Di Akademi Xiajing, tiga institut teratas adalah Institut Chuangshen, Institut Chuangshi, dan Institut Yanhuang.
Institut Chuangshen selalu menempati peringkat pertama.
Dalam kompetisi tingkat tinggi, tim yang meraih juara pertama di ketiga grup akan menerima hadiah yang sama, yaitu 500 juta koin emas, sebuah Gulungan Keterampilan Kilat Menengah, dan sebuah Ramuan Ajaib Menengah.

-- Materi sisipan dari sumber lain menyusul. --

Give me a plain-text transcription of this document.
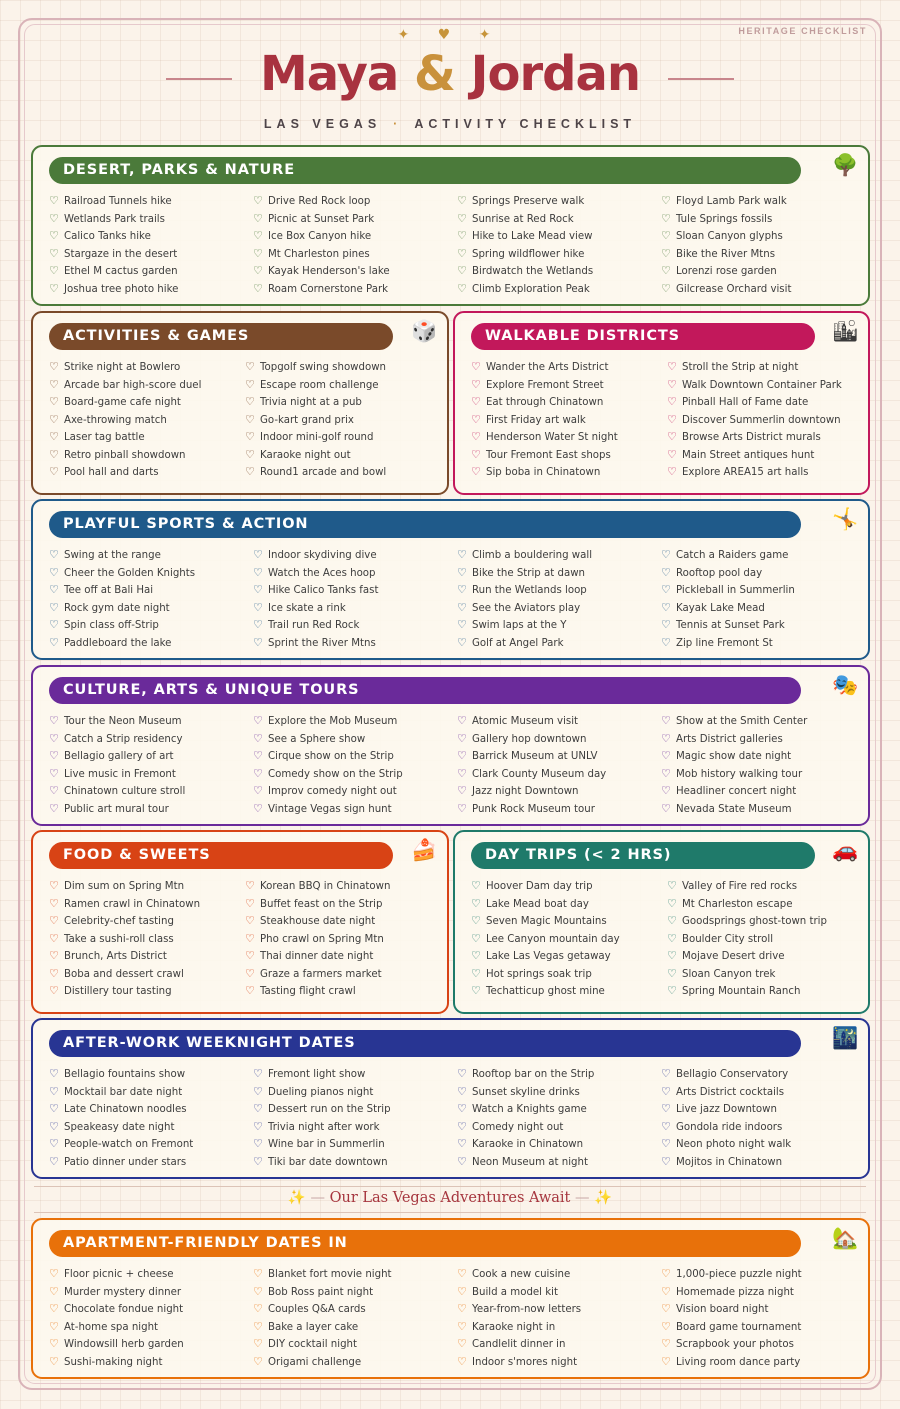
HERITAGE CHECKLIST
✦ ♥ ✦
Maya & Jordan
LAS VEGAS · ACTIVITY CHECKLIST
DESERT, PARKS & NATURE	🌳
♡ Railroad Tunnels hike
♡ Wetlands Park trails
♡ Calico Tanks hike
♡ Stargaze in the desert
♡ Ethel M cactus garden
♡ Joshua tree photo hike
♡ Drive Red Rock loop
♡ Picnic at Sunset Park
♡ Ice Box Canyon hike
♡ Mt Charleston pines
♡ Kayak Henderson's lake
♡ Roam Cornerstone Park
♡ Springs Preserve walk
♡ Sunrise at Red Rock
♡ Hike to Lake Mead view
♡ Spring wildflower hike
♡ Birdwatch the Wetlands
♡ Climb Exploration Peak
♡ Floyd Lamb Park walk
♡ Tule Springs fossils
♡ Sloan Canyon glyphs
♡ Bike the River Mtns
♡ Lorenzi rose garden
♡ Gilcrease Orchard visit
ACTIVITIES & GAMES	🎲
♡ Strike night at Bowlero
♡ Arcade bar high-score duel
♡ Board-game cafe night
♡ Axe-throwing match
♡ Laser tag battle
♡ Retro pinball showdown
♡ Pool hall and darts
♡ Topgolf swing showdown
♡ Escape room challenge
♡ Trivia night at a pub
♡ Go-kart grand prix
♡ Indoor mini-golf round
♡ Karaoke night out
♡ Round1 arcade and bowl
WALKABLE DISTRICTS	🏙
♡ Wander the Arts District
♡ Explore Fremont Street
♡ Eat through Chinatown
♡ First Friday art walk
♡ Henderson Water St night
♡ Tour Fremont East shops
♡ Sip boba in Chinatown
♡ Stroll the Strip at night
♡ Walk Downtown Container Park
♡ Pinball Hall of Fame date
♡ Discover Summerlin downtown
♡ Browse Arts District murals
♡ Main Street antiques hunt
♡ Explore AREA15 art halls
PLAYFUL SPORTS & ACTION	🤸
♡ Swing at the range
♡ Cheer the Golden Knights
♡ Tee off at Bali Hai
♡ Rock gym date night
♡ Spin class off-Strip
♡ Paddleboard the lake
♡ Indoor skydiving dive
♡ Watch the Aces hoop
♡ Hike Calico Tanks fast
♡ Ice skate a rink
♡ Trail run Red Rock
♡ Sprint the River Mtns
♡ Climb a bouldering wall
♡ Bike the Strip at dawn
♡ Run the Wetlands loop
♡ See the Aviators play
♡ Swim laps at the Y
♡ Golf at Angel Park
♡ Catch a Raiders game
♡ Rooftop pool day
♡ Pickleball in Summerlin
♡ Kayak Lake Mead
♡ Tennis at Sunset Park
♡ Zip line Fremont St
CULTURE, ARTS & UNIQUE TOURS	🎭
♡ Tour the Neon Museum
♡ Catch a Strip residency
♡ Bellagio gallery of art
♡ Live music in Fremont
♡ Chinatown culture stroll
♡ Public art mural tour
♡ Explore the Mob Museum
♡ See a Sphere show
♡ Cirque show on the Strip
♡ Comedy show on the Strip
♡ Improv comedy night out
♡ Vintage Vegas sign hunt
♡ Atomic Museum visit
♡ Gallery hop downtown
♡ Barrick Museum at UNLV
♡ Clark County Museum day
♡ Jazz night Downtown
♡ Punk Rock Museum tour
♡ Show at the Smith Center
♡ Arts District galleries
♡ Magic show date night
♡ Mob history walking tour
♡ Headliner concert night
♡ Nevada State Museum
FOOD & SWEETS	🍰
♡ Dim sum on Spring Mtn
♡ Ramen crawl in Chinatown
♡ Celebrity-chef tasting
♡ Take a sushi-roll class
♡ Brunch, Arts District
♡ Boba and dessert crawl
♡ Distillery tour tasting
♡ Korean BBQ in Chinatown
♡ Buffet feast on the Strip
♡ Steakhouse date night
♡ Pho crawl on Spring Mtn
♡ Thai dinner date night
♡ Graze a farmers market
♡ Tasting flight crawl
DAY TRIPS (< 2 HRS)	🚗
♡ Hoover Dam day trip
♡ Lake Mead boat day
♡ Seven Magic Mountains
♡ Lee Canyon mountain day
♡ Lake Las Vegas getaway
♡ Hot springs soak trip
♡ Techatticup ghost mine
♡ Valley of Fire red rocks
♡ Mt Charleston escape
♡ Goodsprings ghost-town trip
♡ Boulder City stroll
♡ Mojave Desert drive
♡ Sloan Canyon trek
♡ Spring Mountain Ranch
AFTER-WORK WEEKNIGHT DATES	🌃
♡ Bellagio fountains show
♡ Mocktail bar date night
♡ Late Chinatown noodles
♡ Speakeasy date night
♡ People-watch on Fremont
♡ Patio dinner under stars
♡ Fremont light show
♡ Dueling pianos night
♡ Dessert run on the Strip
♡ Trivia night after work
♡ Wine bar in Summerlin
♡ Tiki bar date downtown
♡ Rooftop bar on the Strip
♡ Sunset skyline drinks
♡ Watch a Knights game
♡ Comedy night out
♡ Karaoke in Chinatown
♡ Neon Museum at night
♡ Bellagio Conservatory
♡ Arts District cocktails
♡ Live jazz Downtown
♡ Gondola ride indoors
♡ Neon photo night walk
♡ Mojitos in Chinatown
APARTMENT-FRIENDLY DATES IN	🏡
♡ Floor picnic + cheese
♡ Murder mystery dinner
♡ Chocolate fondue night
♡ At-home spa night
♡ Windowsill herb garden
♡ Sushi-making night
♡ Blanket fort movie night
♡ Bob Ross paint night
♡ Couples Q&A cards
♡ Bake a layer cake
♡ DIY cocktail night
♡ Origami challenge
♡ Cook a new cuisine
♡ Build a model kit
♡ Year-from-now letters
♡ Karaoke night in
♡ Candlelit dinner in
♡ Indoor s'mores night
♡ 1,000-piece puzzle night
♡ Homemade pizza night
♡ Vision board night
♡ Board game tournament
♡ Scrapbook your photos
♡ Living room dance party
✨ — Our Las Vegas Adventures Await — ✨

Ramuan Ajaib Tingkat Menengah dapat meningkatkan semua atribut secara permanen sebesar 2.000.
Bagi pengguna kelas level 40 ke atas, ini bukanlah jumlah yang kecil.
Lin Moyu sangat senang melihat Lin Mohan meraih juara pertama.
Dia merasa ada sesuatu yang tidak beres dengan dadanya.
“Yiyi, gunakan keahlianmu untuk mengamati peti berisi koin emas.”
Ning Yiyi segera mengaktifkan kemampuannya.
Kemampuan: Penglihatan Bayangan.
Dunia di mata Ning Yiyi tiba-tiba berubah. Dunia yang penuh warna berubah menjadi dunia hitam putih.
Dalam kondisi ini, bahkan hal-hal yang tersembunyi dalam pun tidak bisa luput dari pengawasan Ning Yiyi.
Dia bahkan bisa melihat koin emas di dalam peti jika dia mau.
Di bawah penglihatan bayangan, Ning Yiyi menyadari ada sesuatu yang tidak beres.
“Memang ada sesuatu yang tidak beres. Aku bisa melihat aura hitam di dada.”
“Mirip dengan aura Iblis Jurang, tapi tidak sepenuhnya sama.”
Ning Yiyi sebenarnya tidak yakin.
Dia pernah berhubungan dengan Iblis Jurang sebelumnya, dan merasa bahwa auranya agak mirip.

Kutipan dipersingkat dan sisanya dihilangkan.